Kim, Woon / Kelley-Baker, Tara / Arbelaez, Raul A. / O'Malley, Sean / Jensen, Jack L.
Insurance Institute for Highway Safety
January 2021

Introduction: Despite numerous studies reporting the negative impacts of increased speeds on roadways, many states have steadily raised their posted speed limits. In response to these concerns, the AAA Foundation for Traffic Safety initiated a multi-phased study to investigate the effect of posted speed limit changes on traffic safety. The first phase entailed gathering feedback from traffic engineers on how posted speed limits are set and what factors they consider in changing posted speed limits (Kim et al., 2019). The second phase, which is the subject of this report, entailed a collaborative effort with the Insurance Institute for Highway Safety (IIHS) and Humanetics Innovative Solutions to examine how vehicle crashworthiness and occupant protection degrade as impact speed increases. Towards this, three vehicle crash tests were conducted, following the IIHS test protocol.
Method: Tests were conducted at a moderate overlap frontal impact crash mode. In this mode, 40% of the maximum width of the test vehicle crashed into a deformable barrier on the driver side with the forces concentrated on the driver side of the vehicle.This test setup simulates a head-on, partial-overlap crash between two vehicles of the same weight and size travelling at the same speed. Tests were conducted at three different impact speeds — 40 mi/h for the baseline test (Test 1) and 50 mi/h and 55.9 mi/h for two higher speeds (Test 2 and Test 3, respectively).
Results: Overall, as the crash speed increased, the additional occupant compartment deformations and higher crash energy resulted in higher peak injury measures recorded by dummy sensors over the entire body region.

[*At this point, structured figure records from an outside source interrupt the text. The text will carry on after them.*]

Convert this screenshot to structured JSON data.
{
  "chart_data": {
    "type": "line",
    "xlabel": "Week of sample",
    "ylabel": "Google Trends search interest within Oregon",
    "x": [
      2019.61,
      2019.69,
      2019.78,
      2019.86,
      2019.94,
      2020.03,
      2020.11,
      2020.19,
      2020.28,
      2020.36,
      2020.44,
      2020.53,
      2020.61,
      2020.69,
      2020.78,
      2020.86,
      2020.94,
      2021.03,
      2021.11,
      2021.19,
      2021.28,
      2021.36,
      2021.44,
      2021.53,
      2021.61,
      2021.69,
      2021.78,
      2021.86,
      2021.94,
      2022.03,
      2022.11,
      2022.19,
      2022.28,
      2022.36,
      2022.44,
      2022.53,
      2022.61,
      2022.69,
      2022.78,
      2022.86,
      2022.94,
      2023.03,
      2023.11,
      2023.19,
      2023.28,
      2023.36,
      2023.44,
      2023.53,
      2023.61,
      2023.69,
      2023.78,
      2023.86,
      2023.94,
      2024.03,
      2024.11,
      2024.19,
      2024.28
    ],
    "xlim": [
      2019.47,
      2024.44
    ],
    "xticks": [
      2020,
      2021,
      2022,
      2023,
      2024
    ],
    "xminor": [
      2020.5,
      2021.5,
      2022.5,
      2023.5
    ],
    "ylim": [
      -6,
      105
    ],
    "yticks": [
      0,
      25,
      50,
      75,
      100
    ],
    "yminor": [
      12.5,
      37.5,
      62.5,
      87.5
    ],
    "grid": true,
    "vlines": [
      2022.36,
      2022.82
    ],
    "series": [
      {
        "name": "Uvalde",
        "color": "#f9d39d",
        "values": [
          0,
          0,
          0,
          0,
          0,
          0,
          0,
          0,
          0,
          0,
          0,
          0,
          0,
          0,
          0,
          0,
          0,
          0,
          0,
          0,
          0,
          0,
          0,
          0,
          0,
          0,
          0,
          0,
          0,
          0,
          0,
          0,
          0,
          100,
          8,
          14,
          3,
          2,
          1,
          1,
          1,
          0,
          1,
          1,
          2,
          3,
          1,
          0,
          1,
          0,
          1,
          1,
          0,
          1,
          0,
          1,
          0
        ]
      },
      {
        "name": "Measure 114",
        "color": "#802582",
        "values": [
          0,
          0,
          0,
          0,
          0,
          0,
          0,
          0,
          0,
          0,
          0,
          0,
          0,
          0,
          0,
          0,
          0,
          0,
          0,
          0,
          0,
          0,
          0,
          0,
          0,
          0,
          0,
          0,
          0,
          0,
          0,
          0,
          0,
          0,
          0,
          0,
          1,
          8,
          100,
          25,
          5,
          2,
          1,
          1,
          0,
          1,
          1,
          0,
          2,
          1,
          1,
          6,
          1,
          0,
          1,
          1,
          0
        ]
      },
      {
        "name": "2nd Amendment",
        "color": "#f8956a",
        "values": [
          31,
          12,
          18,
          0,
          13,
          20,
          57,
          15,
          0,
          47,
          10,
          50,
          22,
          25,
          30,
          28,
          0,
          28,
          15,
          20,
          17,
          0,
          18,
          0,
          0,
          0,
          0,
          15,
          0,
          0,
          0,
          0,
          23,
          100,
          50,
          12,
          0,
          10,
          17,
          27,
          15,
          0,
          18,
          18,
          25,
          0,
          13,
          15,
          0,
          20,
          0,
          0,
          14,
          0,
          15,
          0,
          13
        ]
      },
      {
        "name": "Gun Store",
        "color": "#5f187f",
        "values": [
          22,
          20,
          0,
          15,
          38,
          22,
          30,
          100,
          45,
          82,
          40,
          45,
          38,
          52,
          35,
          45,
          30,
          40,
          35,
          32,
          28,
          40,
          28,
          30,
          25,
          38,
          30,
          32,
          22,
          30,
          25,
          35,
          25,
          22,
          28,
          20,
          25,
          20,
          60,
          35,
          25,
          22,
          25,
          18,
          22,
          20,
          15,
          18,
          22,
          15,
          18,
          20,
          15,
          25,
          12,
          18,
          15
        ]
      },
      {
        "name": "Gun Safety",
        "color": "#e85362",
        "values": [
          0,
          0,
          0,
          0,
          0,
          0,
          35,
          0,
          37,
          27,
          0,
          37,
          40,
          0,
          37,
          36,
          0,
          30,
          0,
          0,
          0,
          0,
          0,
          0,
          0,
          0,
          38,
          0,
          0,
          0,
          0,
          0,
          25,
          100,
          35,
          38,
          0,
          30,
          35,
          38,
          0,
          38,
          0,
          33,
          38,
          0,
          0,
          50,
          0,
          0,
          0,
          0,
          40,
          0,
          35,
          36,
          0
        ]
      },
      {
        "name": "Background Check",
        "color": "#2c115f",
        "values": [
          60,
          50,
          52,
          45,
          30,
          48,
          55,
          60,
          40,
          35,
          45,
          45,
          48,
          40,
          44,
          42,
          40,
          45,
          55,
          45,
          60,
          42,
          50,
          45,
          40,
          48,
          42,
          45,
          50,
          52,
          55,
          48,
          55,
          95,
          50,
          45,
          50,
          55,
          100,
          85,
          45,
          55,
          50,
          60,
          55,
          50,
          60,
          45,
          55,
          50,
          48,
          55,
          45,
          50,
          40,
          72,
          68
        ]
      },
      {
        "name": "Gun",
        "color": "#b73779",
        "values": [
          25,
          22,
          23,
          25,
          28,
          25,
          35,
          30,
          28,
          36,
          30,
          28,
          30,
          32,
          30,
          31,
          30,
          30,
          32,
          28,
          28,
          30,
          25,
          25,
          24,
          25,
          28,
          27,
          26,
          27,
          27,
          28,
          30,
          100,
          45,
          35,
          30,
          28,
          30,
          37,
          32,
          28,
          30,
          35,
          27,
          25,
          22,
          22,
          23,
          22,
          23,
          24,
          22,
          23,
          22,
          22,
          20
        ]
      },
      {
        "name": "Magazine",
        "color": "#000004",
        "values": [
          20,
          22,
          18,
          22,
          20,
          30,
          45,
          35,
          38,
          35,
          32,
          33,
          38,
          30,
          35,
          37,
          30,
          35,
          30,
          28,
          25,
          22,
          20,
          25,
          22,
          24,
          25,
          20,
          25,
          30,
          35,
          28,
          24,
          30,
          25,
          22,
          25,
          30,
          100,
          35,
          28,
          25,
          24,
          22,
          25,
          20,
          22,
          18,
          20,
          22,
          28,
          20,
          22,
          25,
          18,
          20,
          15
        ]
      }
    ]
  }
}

Conclusion: The results show that the impact speeds in Tests 2 and 3 increased the kinetic energy to the level that exceeds the capacity handled by the vehicle’s energy-absorbing structures. The remaining crash energy transferred to the occupant compartment and resulted in increased injury severity in the test dummies. This implies that the survival likelihood of the driver in the Test 2 and 3 vehicles would be considerably lower than that of the Test 1 vehicle. Speeds on the roadway are often significantly higher than those of posted speed limits and those used in crash tests. Even after accounting for braking and/or other factors that decrease impact speed, some portion of serious injury crashes in the real world occur at severities higher than those from these crash tests. Further, this study clearly shows that relatively small increases in absolute speed (5 and 10 mi/h) not only degrade the occupant survival space in vehicles with state-of-the-art crashworthiness designs but also proportionally increase the driver’s injury and fatality risk. The results and implications from the present study convey that there is a rise in occupant injury risk and compromised occupant compartment due to an increased impact speed, given other factors remaining constant. This information suggests that advocating the importance of road safety improvement in speed limit policies and prioritizing safety when setting maximum speed limits should continue.